Cosa fare se hai saltato anni di dichiarazione e non sai da dove iniziare
La situazione di chi ha saltato uno o più anni di dichiarazione è più comune di quanto si pensi, in particolare tra chi ha avuto periodi di disoccupazione, cambi frequenti di lavoro o redditi discontinui. Il primo passo è verificare se esiste un obbligo di presentazione per quegli anni.
Chi è esonerato dall'obbligo di presentare il 730:
Chi ha avuto solo redditi da lavoro dipendente o pensione con un unico sostituto d'imposta per tutto l'anno, senza altri redditi
Chi ha redditi totalmente esenti (es. alcune pensioni di invalidità) o redditi soggetti a ritenuta alla fonte a titolo definitivo
Chi ha avuto redditi inferiori alle soglie di esonero previste dall'art. 1 del D.P.R. 322/1998
Se invece l'obbligo c'era e non è stato rispettato: si rientra nel caso della dichiarazione omessa, che è diversa dalla dichiarazione tardiva. La dichiarazione omessa (presentata oltre i 90 giorni dal termine) comporta sanzioni più elevate — ma il ravvedimento operoso consente comunque di regolarizzare la posizione con una riduzione significativa delle sanzioni, a seconda di quanto tempo è passato.
La scala sanzionatoria del ravvedimento operoso (art. 13 D.Lgs. 472/1997) prevede riduzioni crescenti: 1/9 del minimo entro 90 giorni, 1/8 entro un anno, 1/7 entro due anni, 1/6 oltre due anni. Prima si interviene, meno si paga.
Se ti trovi in questa situazione, il consiglio operativo è agire prima che arrivi un avviso bonario dall'Agenzia delle Entrate — intervenire spontaneamente abbassa significativamente l'importo delle sanzioni. Fai il tuo 730 online con PersonalCAF di GruppoPiù: carichi i tuoi documenti, il nostro team elabora tutto e trovi il modello completato direttamente sul tuo profilo. Accedi alla piattaforma
FAQ — Le domande più frequenti sul 730 precompilato e i rimborsi degli anni precedenti
Posso recuperare spese mediche che ho dimenticato di inserire nel 730 di tre anni fa?
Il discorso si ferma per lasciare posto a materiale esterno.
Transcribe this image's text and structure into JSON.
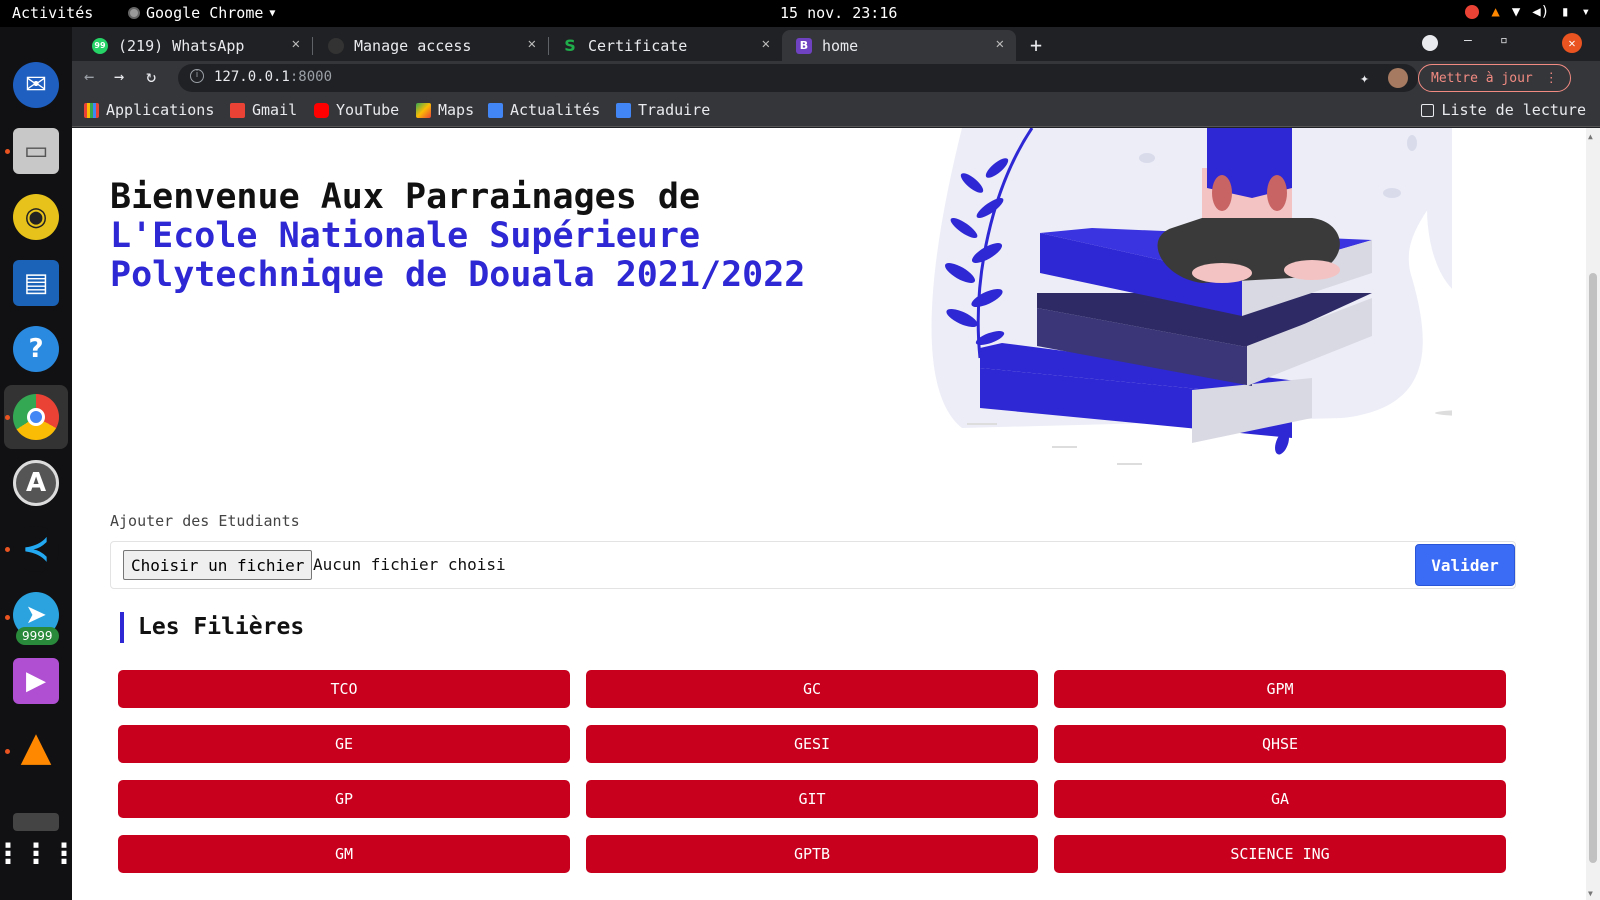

Sì, puoi presentare una dichiarazione integrativa entro il 31 dicembre del quinto anno successivo alla presentazione originaria. Se hai presentato il 730/2023 (redditi 2022), hai tempo fino al 31 dicembre 2028. Serve conservare le ricevute o ricavare la documentazione dalle farmacie e dai professionisti sanitari.
Il 730 precompilato contiene automaticamente tutte le mie spese detraibili?
No. Il precompilato contiene solo i dati che i soggetti certificatori hanno trasmesso all'Agenzia delle Entrate: spese mediche con tessera sanitaria, interessi su mutui, contributi previdenziali obbligatori. Spese pagate in contanti, contributi a fondi pensione non comunicati dal datore di lavoro, spese universitarie e veterinarie non vengono inserite automaticamente.
Se accetto il 730 precompilato senza modifiche, posso essere controllato fiscalmente?
In caso di accettazione senza modifiche, la responsabilità per i dati trasmessi da terzi (farmacie, banche, enti previdenziali) rimane in capo al soggetto che ha trasmesso i dati, non al contribuente. L'Agenzia delle Entrate non può procedere a controlli documentali sulle spese già validate da soggetti certificatori. Questo vale per i dati precaricati, non per eventuali integrazioni apportate dal contribuente.
Quanto tempo ci vuole per ricevere il rimborso di una dichiarazione integrativa per anni precedenti?
I tempi sono più lunghi rispetto alla dichiarazione ordinaria. Per dichiarazioni integrative relative ad anni precedenti, il rimborso può richiedere da 6 mesi a oltre un anno, poiché la pratica viene gestita dall'ufficio territoriale dell'Agenzia delle Entrate. In alcuni casi viene richiesta documentazione a supporto prima dell'erogazione.
Cosa succede se non ho presentato il 730 per più anni consecutivi?
Ogni anno va considerato separatamente. Per ciascun anno, si valuta se c'era obbligo di presentazione e se esistono crediti fiscali recuperabili. La regolarizzazione spontanea con ravvedimento operoso è sempre preferibile all'attesa di un avviso bonario, perché le sanzioni sono significativamente inferiori.